“If we don’t get rain in the next week, we are going to harvest half of our average”

Aaisha Dadi Patel spoke to KARL LANDMAN, a Mpumalanga farmer, about how the drought is affecting his maize and soya bean crops as well as his cattle and sheep.

I farm maize and soya beans, and I also keep cattle and sheep on the farm. In Ermelo the impact may not be what it is in North West or Free State, but the drought has really hit us. We are not going to harvest our usual yield for sure – overall, it will be at least 20% less than our average. In winter we’re going to have a problem with the animals. We don’t know if we’re going to have enough feed for the sheep and cattle. Because of supply and demand, the sheep and cattle prices are much higher now.

With animals, the biggest issue is the water and the feed. The feed costs a lot more now – the sheep and cattle use a lot of soya beans and maize in their feed and it costs a lot more to feed them. I’m worried for the winter – it’s going to cost a lot to take them through. We usually sell our cattle young, at around seven months, to other farmers who fatten them up and send them to abattoirs. The sheep we feed ourselves and take to the abattoirs directly.

We’re getting very high prices for our animals at the moment. About a month ago, the market was very low because people in the Free State and North West who are very affected were sticking the market because their cattle and sheep were fine so they slaughtered them, rather than losing money. Right now there aren’t enough cattle and sheep being slaughtered though, so the prices are very high. I think in about a month or two – March/April – we’re going to get resistance from the market and people are going to say meat is too expensive, they can’t pay R200 per kg of mutton. Maybe they’re going to want to start buying fish – it’s less expensive and there’s no water shortage for them!

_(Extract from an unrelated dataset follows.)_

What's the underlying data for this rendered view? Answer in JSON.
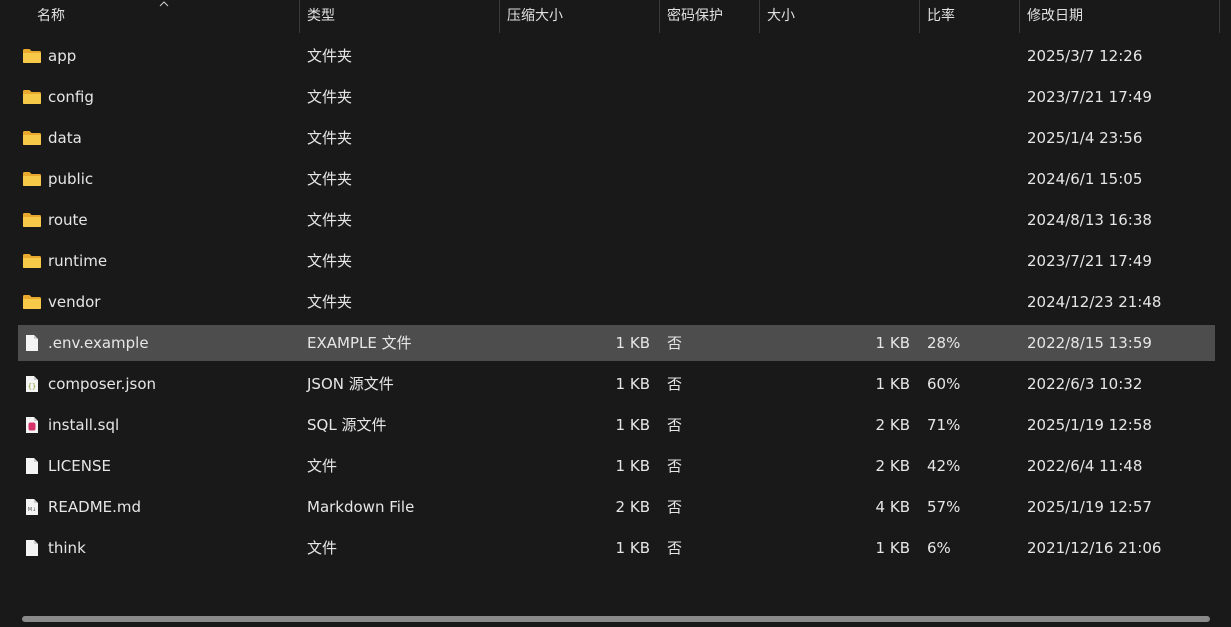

We’re facing a huge problem with the water. There’s no rivers to the farm, and for the house we use boreholes. The animals usually get their water from rainfall which we collect in our own dam. At the moment the dam is very low, but if it’s not raining it’ll be empty. We’re probably going to have to pump boreholes for the animals too throughout winter.

Soya beans are at a very critical state right now. We are very dry at the moment, and will have a very quick loss in the production. This is really big, as soya is used for multiple important purposes, and more people rely on them than you would think. They are used in all kinds of soya “meat” products from the beans – patties, mince – and also soya milk. They are also used in feeding mixtures for cattle and sheep. They are very rich sources of protein – the same as meat. They are small round beans, don’t grow very high, and get harvested the same way as wheat does.

There are a number of implications for reduced soya bean production. Besides the feeding of the animals, there is also biodiesel production that comes out of it as the beans are very rich in oil. Another big use is the way that it replaces meat consumption for humans. Soya in that way is not only useful for vegetarians, but also for people who may not be able to afford meat. Because it has the same protein content as meat does it is a very affordable substitute, and a shortage of it will definitely be felt.

If we don’t get rain in the next week, we are going to harvest half of our average for soya beans. We’ll have a bigger loss on the beans than on the maize at the moment. The maize is usually priced at around R2 000 per ton, but right now it’s at about R3 500. For soya beans last year we used to charge around R5 000 a ton, now it’s R6 000-R6, 500 a ton. We are going to have a bigger loss on the soya beans at the moment.

We are lucky actually. We did have a lot of drought, but not as much as other parts. We are still going to harvest below our average though, but we’ll go on next year, luckily. We’ll have some trouble through the winter, feeding the cattle and sheep, but I think we will be able to get through it.